\documentclass{article}
\input{6897-preamble}
\usepackage{clrscode}

\begin{document}
\psetnum{4}
\date{2005/03/01}

\begin{pset}
  We represent the graph as a forest of trees, where each tree
  corresponds to a set. In each tree, the vertices in the represented
  tree are represented as \emph{leaf} nodes in the tree, and the root
  of the represented tree is stored as a label in the root of the
  tree. We also tag each node with its height value, where leaves have
  height 0 and other nodes have height one greater than the maximum
  height of their children.

  In order to achieve the desired runtime bounds, we will ensure
  that the trees have height $\bigO{\log_b n}$ by ensuring that the
  tree always has branching factor at least $b$ and is sufficiently
  ``bushy'': every internal node in each tree (except perhaps the root)
  has at least $b$ children that have height one less than their
  parent. The root has only children that have height one less than
  the height of the root. Notice that the invariants are trivially met
  in the initial case where every node is its own tree.

  To perform a \proc{Union} of two nodes $\mathfrak{x}$ and
  $\mathfrak{y}$, we first follow the chain of parent pointers until
  we reach the roots of their trees. Call the associated roots
  $x$ and $y$, and let $h_x$ and $h_y$ be their heights, and $c_x$ and
  $c_y$ be the number of children they have. There
  are two cases:

  \begin{enumerate}
  \item $h_x = h_y$. Then assume \emph{w.l.o.g.\ }that $c_x \le c_y$.
    If $c_x \le b$, then we can simply change the parent pointers of
    each of $x$'s children to point to $y$, and add the children of
    $x$ to the list of children of $y$. Then $y$ is the new root, and
    the interior node $x$ can be discarded. Note that the invariant is
    maintained because $x$'s children have height $h_x - 1 = h_y - 1$.

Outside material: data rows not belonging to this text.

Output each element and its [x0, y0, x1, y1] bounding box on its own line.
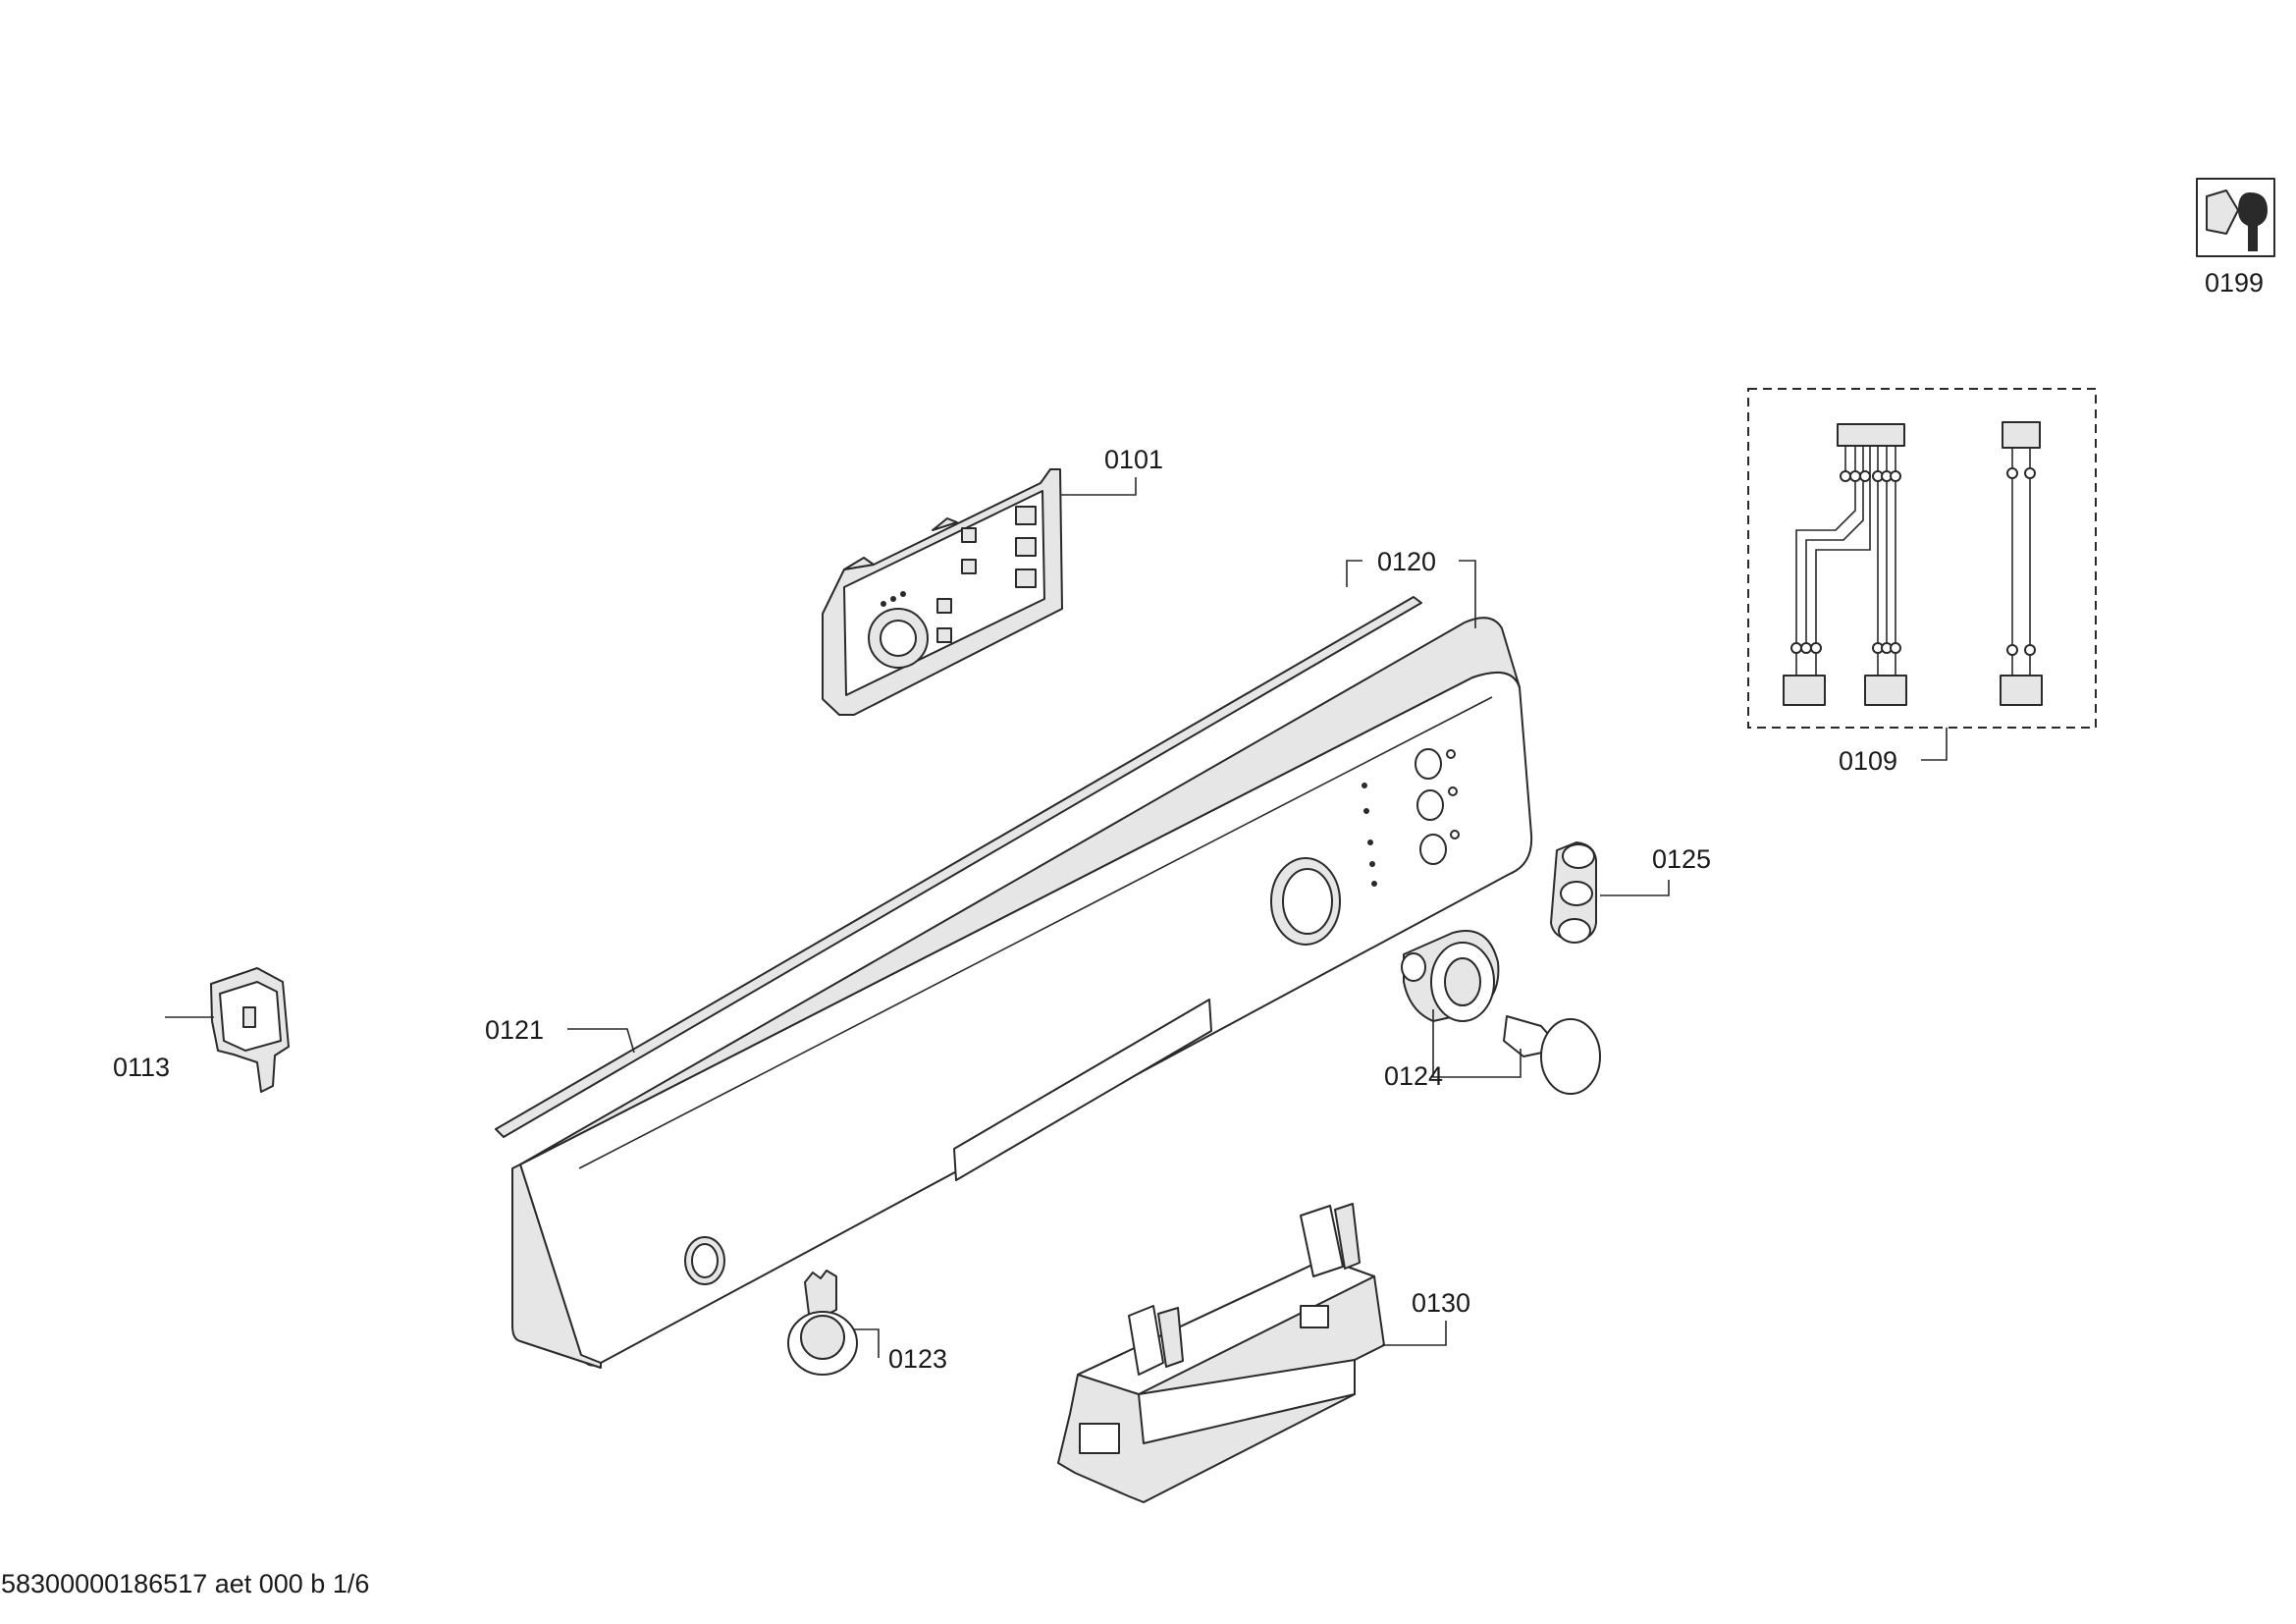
- mounting-clip: [210, 967, 290, 1093]
- label-0109: 0109: [1839, 746, 1897, 776]
- mounting-bracket: [1057, 1203, 1385, 1503]
- trim-strip: [495, 596, 1422, 1138]
- part-0125[interactable]: 0125: [1550, 841, 1711, 944]
- part-0130[interactable]: 0130: [1057, 1203, 1470, 1503]
- part-0124[interactable]: 0124: [1384, 930, 1601, 1095]
- wiring-harness-right: [2000, 421, 2043, 706]
- part-0121[interactable]: 0121: [485, 596, 1422, 1138]
- wiring-harness-left: [1783, 423, 1907, 706]
- wrench-bolt-icon: [2196, 178, 2275, 257]
- part-0123[interactable]: 0123: [787, 1270, 947, 1376]
- part-0109[interactable]: 0109: [1747, 388, 2097, 776]
- part-0120[interactable]: 0120: [511, 547, 1533, 1369]
- drawing-reference: 58300000186517 aet 000 b 1/6: [1, 1569, 369, 1598]
- label-0123: 0123: [888, 1344, 947, 1374]
- control-module: [822, 468, 1063, 716]
- label-0199: 0199: [2205, 268, 2264, 298]
- label-0130: 0130: [1412, 1288, 1470, 1318]
- label-0101: 0101: [1104, 445, 1163, 474]
- rotary-knob: [1401, 930, 1500, 1022]
- label-0125: 0125: [1652, 844, 1711, 874]
- control-panel-fascia: [511, 617, 1533, 1369]
- part-0199[interactable]: 0199: [2196, 178, 2275, 298]
- label-0113: 0113: [113, 1053, 170, 1082]
- knob-shaft: [1503, 1015, 1601, 1095]
- button-cap: [1550, 841, 1597, 944]
- label-0121: 0121: [485, 1015, 544, 1045]
- label-0120: 0120: [1377, 547, 1436, 576]
- harness-box: [1747, 388, 2097, 729]
- part-0101[interactable]: 0101: [822, 445, 1163, 716]
- label-0124: 0124: [1384, 1061, 1443, 1091]
- small-button: [787, 1270, 858, 1376]
- part-0113[interactable]: 0113: [113, 967, 290, 1093]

    If instead $c_x > b$, we cannot change the parent pointers for all
    of $x$'s children because this would exceed our desired $\bigO{b}$
    runtime. Instead we create a new root $z$, and make both $x$ and
    $y$ children of $z$. Note that this maintains the invariant tree
    properties because both $x$ and $y$ have more than $b$ children
    and are the same height. It also requires manipulating only two
    pairs of parent/child pointers and creating one new node.
    
  \item $h_x \neq h_y$. Then assume \emph{w.l.o.g.} that $h_x < h_y$.
    If $h_y = 1$ and $h_x = 0$, then we simply make $x$ a child of
    $y$. Otherwise, $y$ has at least one child of height $h_y - 1$
    which is an internal node (call it $z$) and hence $z$ has at least
    $b$ children; $x$'s children all have height $h_x - 1$. If $x$ has
    no more than $b$ children, then we can simply discard $x$ and make
    these children of $z$; this preserves the invariant since $z$'s
    height is at least that of $x$, and $z$ is an internal node and
    already has at least $b$ children of height $h_y - 2$. It
    requires manipulating at most $b$ pointers.

    If instead $c_x > b$, then we will add $x$ itself to
    $y$'s tree. If $h_x = h_y - 1$, then $x$ can be added as a child
    of $y$ while preserving the invariant. Otherwise, $h_x < h_y -
    1$. Then we can make $x$ a child of $z$, which preserves the
    invariant for the same reason as above. In either case, only one
    pair of parent/child pointers needs to be changed.
  \end{enumerate}

  As we perform these manipulations, we also update the height value
  associated with each node, and ensure that the correct root label is
  placed on the root node; due to space constraints, we omit the
  details.
  
  In each of these cases, at most $\bigO{b}$ pointers are manipulated,
  so performing the operation meets the desired runtime bound. The
  invariants are maintained by a \proc{Union} operation in each case,
  so the height of the tree is kept at most $\bigO{\log_b n}$.
  
  To perform a \proc{Find} on a node $a$, we follow the chain of
  parent pointers from $a$ to the root of its tree, then read the root
  of the represented tree containing $a$ from the label in this
  node. Since the tree is constructed to have maximum height
  $\bigO{\log_b n}$, this gives the desired $\bigO{\log_b n}$
  runtime. 
\end{pset}
\end{document}